Greatest hits album by Catatonia
- Released: 15 October 2002
- Genre: Pop / Rock
- Label: WEA

Catatonia chronology
| Paper Scissors Stone (2001) | Greatest Hits (2002) | The Platinum Collection (2006) |

= Greatest Hits (Catatonia album) =

Greatest Hits is a compilation album of Welsh alternative rock band Catatonia's best known songs, mainly the singles, but also includes collaborations between Cerys Matthews with Space (on "The Ballad of Tom Jones") and with Tom Jones himself (on "Baby, It's Cold Outside").

The album was released as a 1CD and 2CD limited edition. The second disc of the two CD edition included lesser known album only tracks and some B-Sides, where although 10 tracks are listed, two hidden tracks are included at the end; "All Girls Are Fly" and "Blues Song".

Despite the band having not releasing any new material since their splitting following their last album, Paper Scissors Stone, yet another compilation was released in 2006, The Platinum Collection.

Professional ratings
Review scores
| Source | Rating |
| NME | (7/10) |

==Critical reaction==
Joe Goodden, writing for the BBC's Wales Music section, said: "Greatest Hits, a non-chronological run through their singles, is for the most part a cracking ride. 'Road Rage' and 'Mulder And Scully' sound as fresh today as they first did on the radio, and 'You've Got A Lot To Answer For' was a perfect realisation of the terrors of home pregnancy testing."
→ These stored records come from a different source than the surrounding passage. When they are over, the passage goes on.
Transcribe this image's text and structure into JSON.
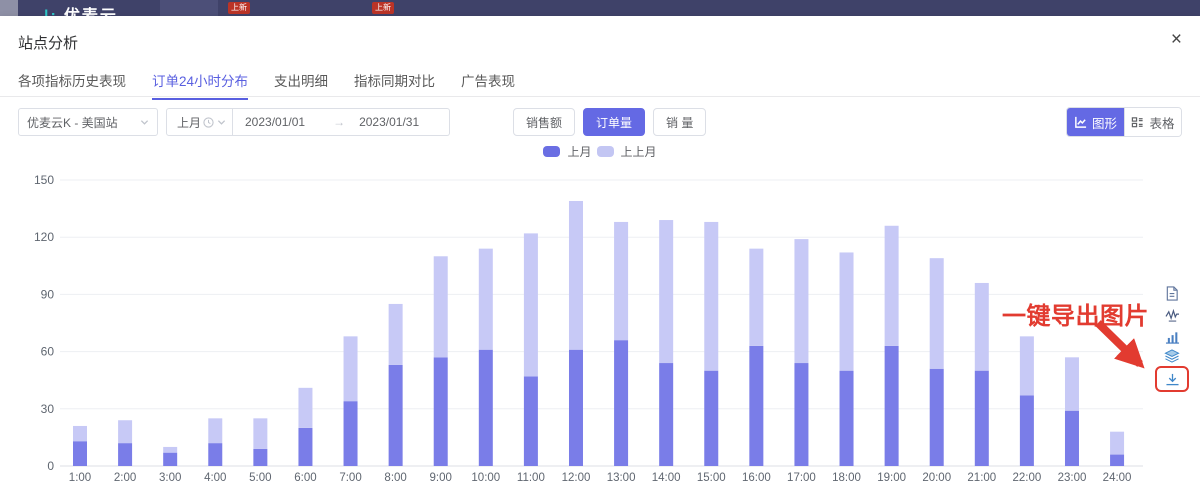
{
  "topbar": {
    "logo": "优麦云",
    "nav_badge_1": "上新",
    "nav_badge_2": "上新"
  },
  "modal": {
    "title": "站点分析",
    "close": "×"
  },
  "tabs": [
    {
      "label": "各项指标历史表现",
      "active": false
    },
    {
      "label": "订单24小时分布",
      "active": true
    },
    {
      "label": "支出明细",
      "active": false
    },
    {
      "label": "指标同期对比",
      "active": false
    },
    {
      "label": "广告表现",
      "active": false
    }
  ],
  "filters": {
    "site": "优麦云K - 美国站",
    "period": "上月",
    "date_start": "2023/01/01",
    "date_arrow": "→",
    "date_end": "2023/01/31"
  },
  "metric_buttons": [
    {
      "label": "销售额",
      "active": false
    },
    {
      "label": "订单量",
      "active": true
    },
    {
      "label": "销 量",
      "active": false
    }
  ],
  "view_toggle": [
    {
      "label": "图形",
      "active": true,
      "icon": "chart-icon"
    },
    {
      "label": "表格",
      "active": false,
      "icon": "table-icon"
    }
  ],
  "annotation": {
    "text": "一键导出图片",
    "color": "#e23b30"
  },
  "side_icons": [
    "document-icon",
    "trend-line-icon",
    "bar-chart-icon",
    "layers-icon",
    "download-icon"
  ],
  "chart_data": {
    "type": "bar",
    "stacked": true,
    "title": "",
    "xlabel": "",
    "ylabel": "",
    "ylim": [
      0,
      150
    ],
    "yticks": [
      0,
      30,
      60,
      90,
      120,
      150
    ],
    "grid": true,
    "legend_position": "top-center",
    "categories": [
      "1:00",
      "2:00",
      "3:00",
      "4:00",
      "5:00",
      "6:00",
      "7:00",
      "8:00",
      "9:00",
      "10:00",
      "11:00",
      "12:00",
      "13:00",
      "14:00",
      "15:00",
      "16:00",
      "17:00",
      "18:00",
      "19:00",
      "20:00",
      "21:00",
      "22:00",
      "23:00",
      "24:00"
    ],
    "series": [
      {
        "name": "上月",
        "color": "#7a7de8",
        "values": [
          13,
          12,
          7,
          12,
          9,
          20,
          34,
          53,
          57,
          61,
          47,
          61,
          66,
          54,
          50,
          63,
          54,
          50,
          63,
          51,
          50,
          37,
          29,
          6
        ]
      },
      {
        "name": "上上月",
        "color": "#c7c9f6",
        "values": [
          8,
          12,
          3,
          13,
          16,
          21,
          34,
          32,
          53,
          53,
          75,
          78,
          62,
          75,
          78,
          51,
          65,
          62,
          63,
          58,
          46,
          31,
          28,
          12
        ]
      }
    ]
  },
  "legend_swatches": {
    "prev": "#6a6ee3",
    "prev2": "#c3c6f3"
  }
}
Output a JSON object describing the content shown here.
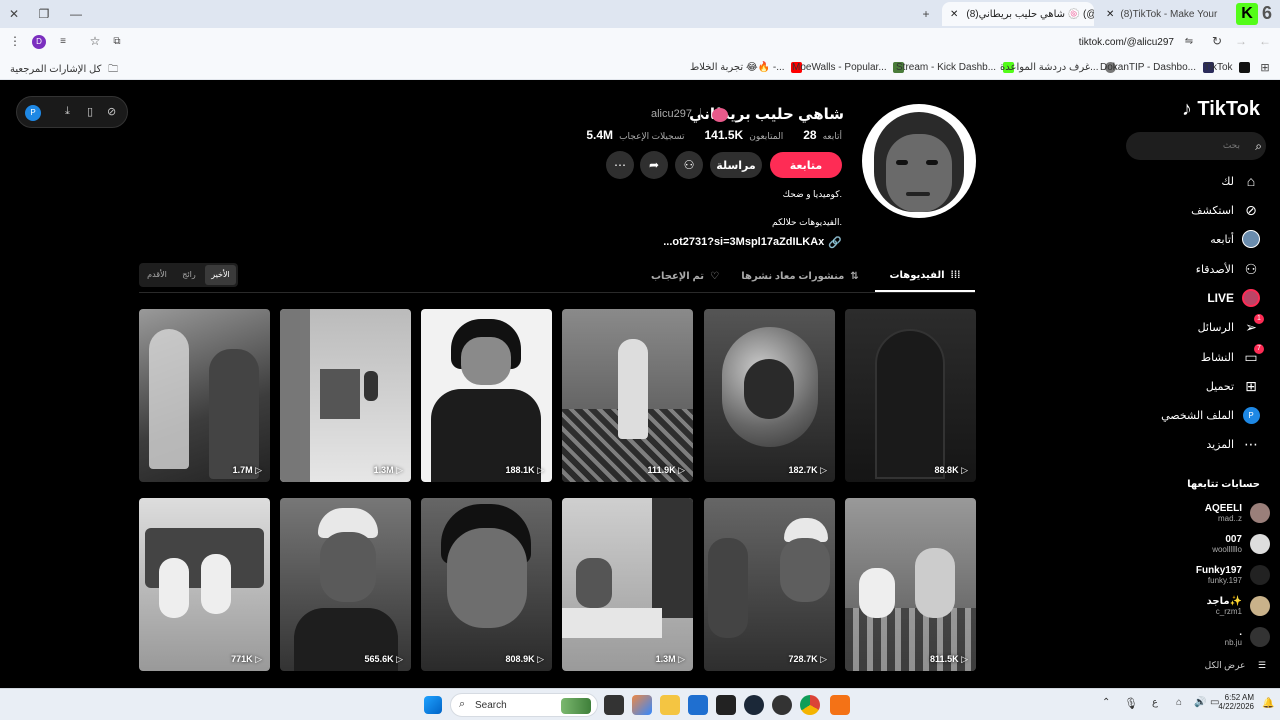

I review in entertainment.ie said: "this 15-track singles collection arrives as the perfect reminder of the band's all-too-brief time in the spotlight. Catatonia weren't a great band, exactly their sound was too generically indie for that. But they had two major assets: their ear for a winning melody and Matthews's genuine star quality, ..."

Dave Thompson, writing in Allmusic said: "A sensibly titled 15-track epitaph to one of the most premature of all the Brit-pop bandwagon's many casualties, Greatest Hits rounds up each of Catatonia's major U.K. hits, alongside a clutch of well-chosen album cuts and, by way of completeness, the two duets that further established vocalist Cerys Matthews among the country's best-loved performers ... "

==Track listing==
- Disc 1
1. "Mulder and Scully"
2. "The Ballad of Tom Jones" (Space & Cerys Matthews)
3. "Strange Glue"
4. "Road Rage"
5. "Stone by Stone"
6. "Londinium"
7. "Game On"
8. "Dead From the Waist Down"
9. "You've Got a Lot to Answer For"
10. "Baby, It's Cold Outside" (Tom Jones & Cerys Matthews)
11. "Karaoke Queen"
12. "Lost Cat"
13. "I Am the Mob"
14. "Sweet Catatonia"
15. "Bleed"

- Disc 2 (Limited edition bonus disc)
16. "Do You Believe in Me?" (B-Side)
17. "The Mother of Misogyny"
18. "Indigo Blind" (B-Side)
19. "Godspeed"
20. "Imaginary Friend"
21. "Way Beyond Blue"
22. "Dream On"
23. "Whale"
24. "Branding a Mountain" (B-Side)
25. "Acapulco Gold" (B-Side, contains hidden tracks "All Girls Are Fly" and "Blues Song")

== Certifications ==

| Region | Certification | Certified units/sales |
| United Kingdom (BPI) | Silver | 60,000^{‡} |
^{‡} Sales+streaming figures based on certification alone.